Tout le monde met la main à la pâte
Vous étiez à Lviv à la mi-avril. Quelles sont vos impressions ?
Déjà lors du voyage en train vers Lviv, j’ai assisté à des scènes très impressionnantes. En chemin, nous avons croisé des personnes fuyant l’Ukraine en train. À Przemysl, un groupe d’enfants handicapés attendait à la gare de poursuivre son voyage. Il a fallu des heures pour que tout le monde soit dans le bon train, notamment parce que le nombre de personnes en fuite est si important que la gare est surchargée. C’était comme être ramené à une dure réalité : en l’espace de quelques secondes, j’ai pris conscience de ce que la guerre signifie pour les personnes concernées et de l’ampleur du bouleversement.
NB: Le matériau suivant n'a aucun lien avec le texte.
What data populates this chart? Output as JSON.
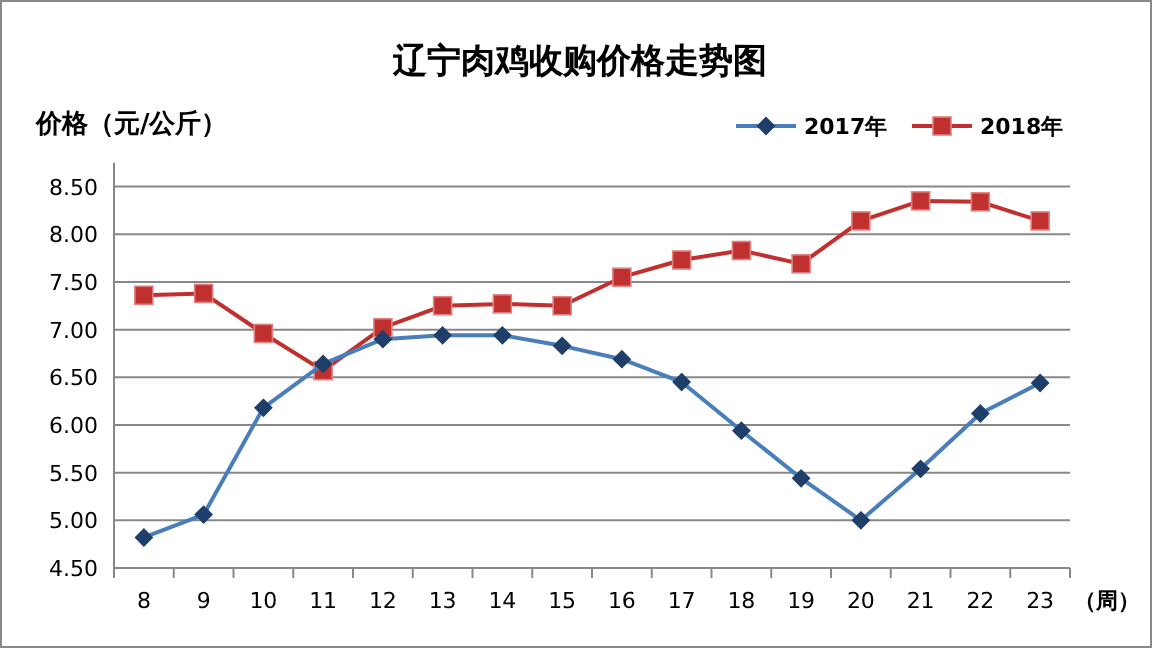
{
  "chart_data": {
    "type": "line",
    "title": "辽宁肉鸡收购价格走势图",
    "ylabel": "价格（元/公斤）",
    "xlabel": "（周）",
    "categories": [
      "8",
      "9",
      "10",
      "11",
      "12",
      "13",
      "14",
      "15",
      "16",
      "17",
      "18",
      "19",
      "20",
      "21",
      "22",
      "23"
    ],
    "series": [
      {
        "name": "2017年",
        "color": "#4a7ebb",
        "marker": "diamond",
        "values": [
          4.82,
          5.06,
          6.18,
          6.64,
          6.9,
          6.94,
          6.94,
          6.83,
          6.69,
          6.45,
          5.94,
          5.44,
          5.0,
          5.54,
          6.12,
          6.44
        ]
      },
      {
        "name": "2018年",
        "color": "#c0302e",
        "marker": "square",
        "values": [
          7.36,
          7.38,
          6.96,
          6.57,
          7.02,
          7.25,
          7.27,
          7.25,
          7.55,
          7.73,
          7.83,
          7.69,
          8.14,
          8.35,
          8.34,
          8.14
        ]
      }
    ],
    "ylim": [
      4.5,
      8.75
    ],
    "yticks": [
      {
        "value": 4.5,
        "label": "4.50"
      },
      {
        "value": 5,
        "label": "5.00"
      },
      {
        "value": 5.5,
        "label": "5.50"
      },
      {
        "value": 6,
        "label": "6.00"
      },
      {
        "value": 6.5,
        "label": "6.50"
      },
      {
        "value": 7,
        "label": "7.00"
      },
      {
        "value": 7.5,
        "label": "7.50"
      },
      {
        "value": 8,
        "label": "8.00"
      },
      {
        "value": 8.5,
        "label": "8.50"
      }
    ],
    "grid": "y",
    "legend": "top right",
    "line_style": "solid"
  }
}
Ce que l’on ressent immédiatement en arrivant à Lviv, c’est l’ambivalence de l’état d’esprit. Les gens sont terrorisés par la guerre et son ampleur, mais ils sont aussi pleins d’énergie. Tout le monde veut apporter sa contribution, tout le monde met la main à la pâte. Les gens essaient de ne pas se figer et de conserver un minimum de normalité dans tout ce chaos. Ils font de leur mieux pour continuer à avancer d’une manière ou d’une autre malgré toute la misère. Cela me donne de l’espoir.
Pendant la période de Pâques, Lviv a subi des attaques aériennes directes. Qu’est-ce que cela a changé ?
Elles constituent une nouvelle escalade. Pour la première fois, des voies ferrées et d'autres infrastructures stratégiques ont été attaquées à Lviv, dans l'ouest de l'Ukraine. Notre travail se poursuit cependant sans changement.
Comment Caritas Ukraine parvient-elle à poursuivre ses activités dans les zones de combat ?
Caritas poursuit son travail en Ukraine. Certains centres Caritas sont également actifs dans les zones de conflit à l’est et au sud du pays. Mi-mars, un centre Caritas a été bombardé dans la ville assiégée de Marioupol. Deux de mes collègues de Caritas Ukraine et cinq membres de leur famille y ont perdu la vie. Cela nous a toutes et tous profondément ébranlés. Certains collaborateurs ont depuis été évacués vers la ville voisine de Zaporizhzhia, où ils continuent à travailler avec beaucoup d’engagement et à accueillir les réfugiés de Marioupol. Certains de mes collègues évacuent leurs familles vers l’étranger, mais restent eux-mêmes sur place pour continuer leur travail pour Caritas.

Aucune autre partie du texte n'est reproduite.